We can do better: it is sufficient that $$h(u) \leq d’(u,t)$$, where $$d’(u,t)$$ is the length of the shortest path from $$u$$ to the end that does not use any already expanded state. Note that this restriction is looser than the original one, since $$d’(u,t)\geq d(u,t)$$ trivially holds.

Proof
Let $$x$$ be an already expanded state, and let $$u$$ be an unexpanded state where we are evaluating $$h$$.

The shortest path through $$x$$ will have length $$l = d(s, x) + d(x, t)$$, where $$d(s,x)$$ is already known since $$x$$ was expanded.

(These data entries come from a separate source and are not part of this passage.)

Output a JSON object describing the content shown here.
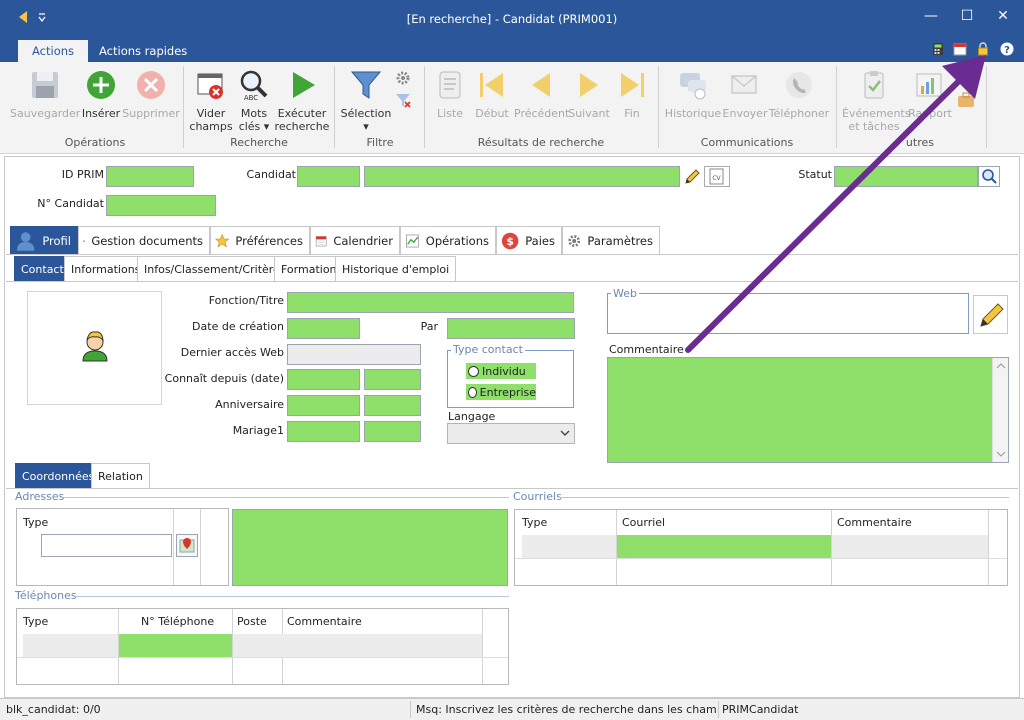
{
  "window": {
    "title": "[En recherche] - Candidat (PRIM001)",
    "min_glyph": "—",
    "max_glyph": "☐",
    "close_glyph": "✕"
  },
  "tabs": {
    "actions": "Actions",
    "quick": "Actions rapides"
  },
  "ribbon": {
    "save": "Sauvegarder",
    "insert": "Insérer",
    "delete": "Supprimer",
    "group_ops": "Opérations",
    "clear1": "Vider",
    "clear2": "champs",
    "keys1": "Mots",
    "keys2": "clés ▾",
    "exec1": "Exécuter",
    "exec2": "recherche",
    "group_search": "Recherche",
    "selection": "Sélection",
    "selection_arrow": "▾",
    "group_filter": "Filtre",
    "list": "Liste",
    "first": "Début",
    "prev": "Précédent",
    "next": "Suivant",
    "end": "Fin",
    "group_results": "Résultats de recherche",
    "history": "Historique",
    "send": "Envoyer",
    "phone": "Téléphoner",
    "group_comm": "Communications",
    "events1": "Événements",
    "events2": "et tâches",
    "report": "Rapport",
    "group_other": "utres"
  },
  "header": {
    "id_label": "ID PRIM",
    "cand_label": "Candidat",
    "status_label": "Statut",
    "num_label": "N° Candidat"
  },
  "ptabs": [
    "Profil",
    "Gestion documents",
    "Préférences",
    "Calendrier",
    "Opérations",
    "Paies",
    "Paramètres"
  ],
  "stabs": [
    "Contact",
    "Informations",
    "Infos/Classement/Critères",
    "Formation",
    "Historique d'emploi"
  ],
  "form": {
    "function": "Fonction/Titre",
    "created": "Date de création",
    "by": "Par",
    "last_web": "Dernier accès Web",
    "known": "Connaît depuis (date)",
    "birthday": "Anniversaire",
    "marriage": "Mariage1",
    "type_contact": "Type contact",
    "individual": "Individu",
    "company": "Entreprise",
    "language": "Langage",
    "web": "Web",
    "comment": "Commentaire"
  },
  "ctabs": [
    "Coordonnées",
    "Relation"
  ],
  "addresses": {
    "title": "Adresses",
    "type": "Type"
  },
  "emails": {
    "title": "Courriels",
    "cols": [
      "Type",
      "Courriel",
      "Commentaire"
    ]
  },
  "phones": {
    "title": "Téléphones",
    "cols": [
      "Type",
      "N° Téléphone",
      "Poste",
      "Commentaire"
    ]
  },
  "status": {
    "left": "blk_candidat: 0/0",
    "msg": "Msq: Inscrivez les critères de recherche dans les champs v",
    "right": "PRIMCandidat"
  },
  "colors": {
    "accent": "#2b579a",
    "field_green": "#8ee06a",
    "arrow": "#6a2c91"
  }
}
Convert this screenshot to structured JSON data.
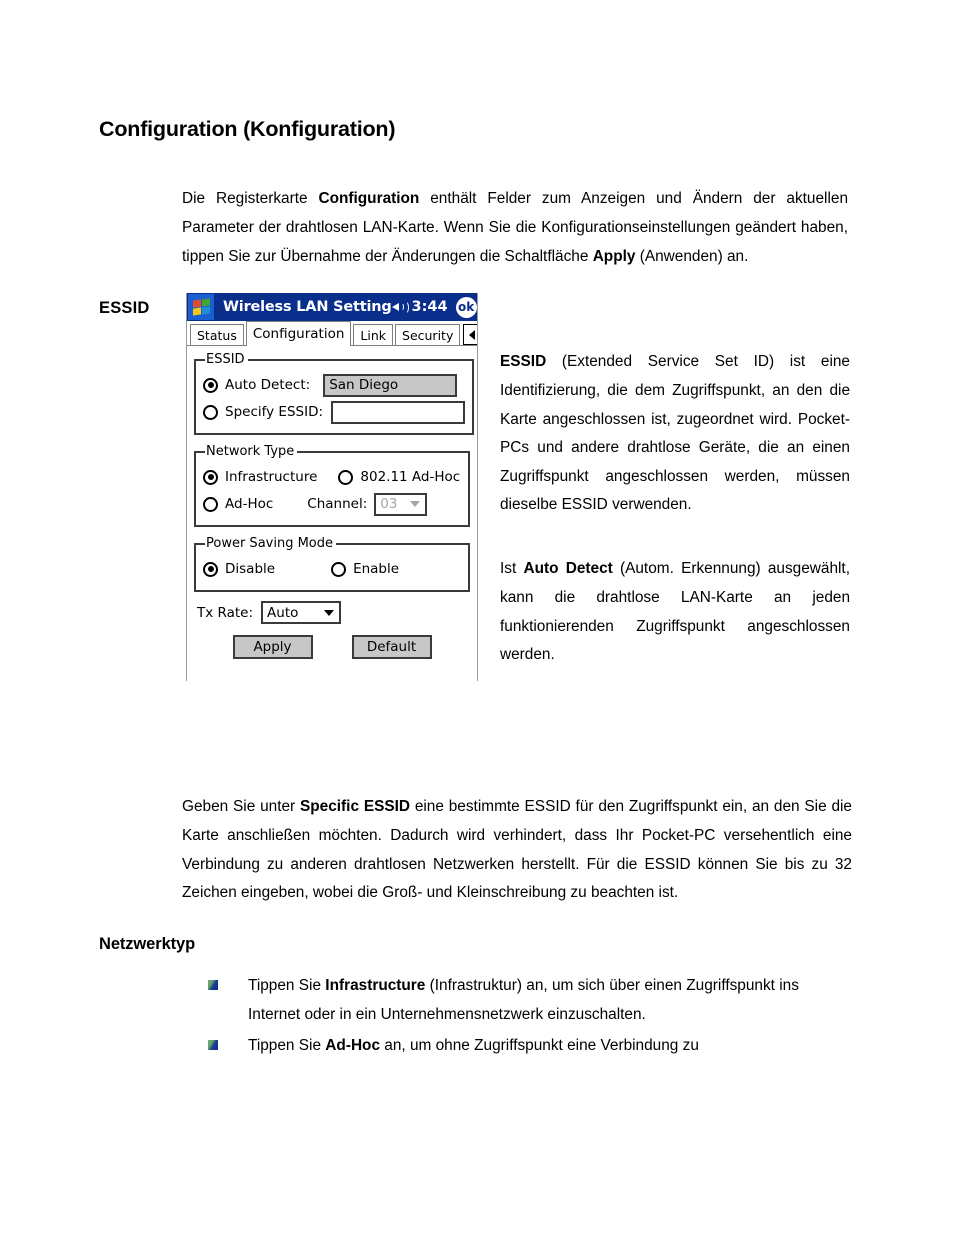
{
  "document": {
    "heading": "Configuration (Konfiguration)",
    "sub_heading": "Netzwerktyp",
    "margin_label": "ESSID",
    "intro_paragraph": {
      "part1": "Die Registerkarte ",
      "bold1": "Configuration",
      "part2": " enthält Felder zum Anzeigen und Ändern der aktuellen Parameter der drahtlosen LAN-Karte. Wenn Sie die Konfigurationseinstellungen geändert haben, tippen Sie zur Übernahme der Änderungen die Schaltfläche ",
      "bold2": "Apply",
      "part3": " (Anwenden) an."
    },
    "essid_description": {
      "bold1": "ESSID",
      "part1": " (Extended Service Set ID) ist eine Identifizierung, die dem Zugriffspunkt, an den die Karte angeschlossen ist, zugeordnet wird. Pocket-PCs und andere drahtlose Geräte, die an einen Zugriffspunkt angeschlossen werden, müssen dieselbe ESSID verwenden."
    },
    "auto_detect_description": {
      "part1": "Ist ",
      "bold1": "Auto Detect",
      "part2": " (Autom. Erkennung) ausgewählt, kann die drahtlose LAN-Karte an jeden funktionierenden Zugriffspunkt angeschlossen werden."
    },
    "specific_essid_paragraph": {
      "part1": "Geben Sie unter ",
      "bold1": "Specific ESSID",
      "part2": " eine bestimmte ESSID für den Zugriffspunkt ein, an den Sie die Karte anschließen möchten. Dadurch wird verhindert, dass Ihr Pocket-PC versehentlich eine Verbindung zu anderen drahtlosen Netzwerken herstellt. Für die ESSID können Sie bis zu 32 Zeichen eingeben, wobei die Groß- und Kleinschreibung zu beachten ist."
    },
    "bullets": [
      {
        "icon": "green-blue-square-bullet-icon",
        "part1": "Tippen Sie ",
        "bold1": "Infrastructure",
        "part2": " (Infrastruktur) an, um sich über einen Zugriffspunkt ins Internet oder in ein Unternehmensnetzwerk einzuschalten."
      },
      {
        "icon": "green-blue-square-bullet-icon",
        "part1": "Tippen Sie ",
        "bold1": "Ad-Hoc",
        "part2": " an, um ohne Zugriffspunkt eine Verbindung zu"
      }
    ]
  },
  "device_screenshot": {
    "title_bar": {
      "start_icon": "windows-flag-icon",
      "title": "Wireless LAN Setting",
      "volume_icon": "speaker-icon",
      "clock": "3:44",
      "ok_label": "ok"
    },
    "tabs": [
      {
        "label": "Status",
        "active": false
      },
      {
        "label": "Configuration",
        "active": true
      },
      {
        "label": "Link",
        "active": false
      },
      {
        "label": "Security",
        "active": false
      }
    ],
    "tab_scroll": {
      "left_icon": "triangle-left-icon",
      "right_icon": "triangle-right-icon"
    },
    "essid_group": {
      "legend": "ESSID",
      "auto_detect": {
        "label": "Auto Detect:",
        "selected": true,
        "value": "San Diego"
      },
      "specify_essid": {
        "label": "Specify ESSID:",
        "selected": false,
        "value": "",
        "placeholder": ""
      }
    },
    "network_type_group": {
      "legend": "Network Type",
      "options": [
        {
          "label": "Infrastructure",
          "selected": true
        },
        {
          "label": "802.11 Ad-Hoc",
          "selected": false
        },
        {
          "label": "Ad-Hoc",
          "selected": false
        }
      ],
      "channel": {
        "label": "Channel:",
        "value": "03",
        "enabled": false
      }
    },
    "power_saving_group": {
      "legend": "Power Saving Mode",
      "options": [
        {
          "label": "Disable",
          "selected": true
        },
        {
          "label": "Enable",
          "selected": false
        }
      ]
    },
    "tx_rate": {
      "label": "Tx Rate:",
      "value": "Auto"
    },
    "buttons": {
      "apply": "Apply",
      "default": "Default"
    },
    "colors": {
      "title_bar": "#0a2e8c",
      "field_disabled": "#c7c7c7",
      "border": "#3a3a3a"
    }
  }
}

If the global shortest path goes through $$x$$, its length is $$l$$, and we cannot do better by going via $$u$$: replacing $$d(s,x)$$ by $$d(s,u) + d(u,x)$$ can not decrease the distance (by the triangle inequality, or by definition of $$x$$ already being expanded).

Thus, in an unexpanded state $$u$$, taking a path through an already expanded state will never lead to a global minimum. (It may give the shortest distance from $$s$$ to $$t$$ via $$u$$, but that is not what we are looking for.)

Conclusion: In order for a path through $$u$$ to be a candidate for the global minimum, it has to avoid all already expanded states. The heuristic $$h$$ we use can reflect this, and is allowed to satisfy $$h(u) \leq d’(u,t)$$.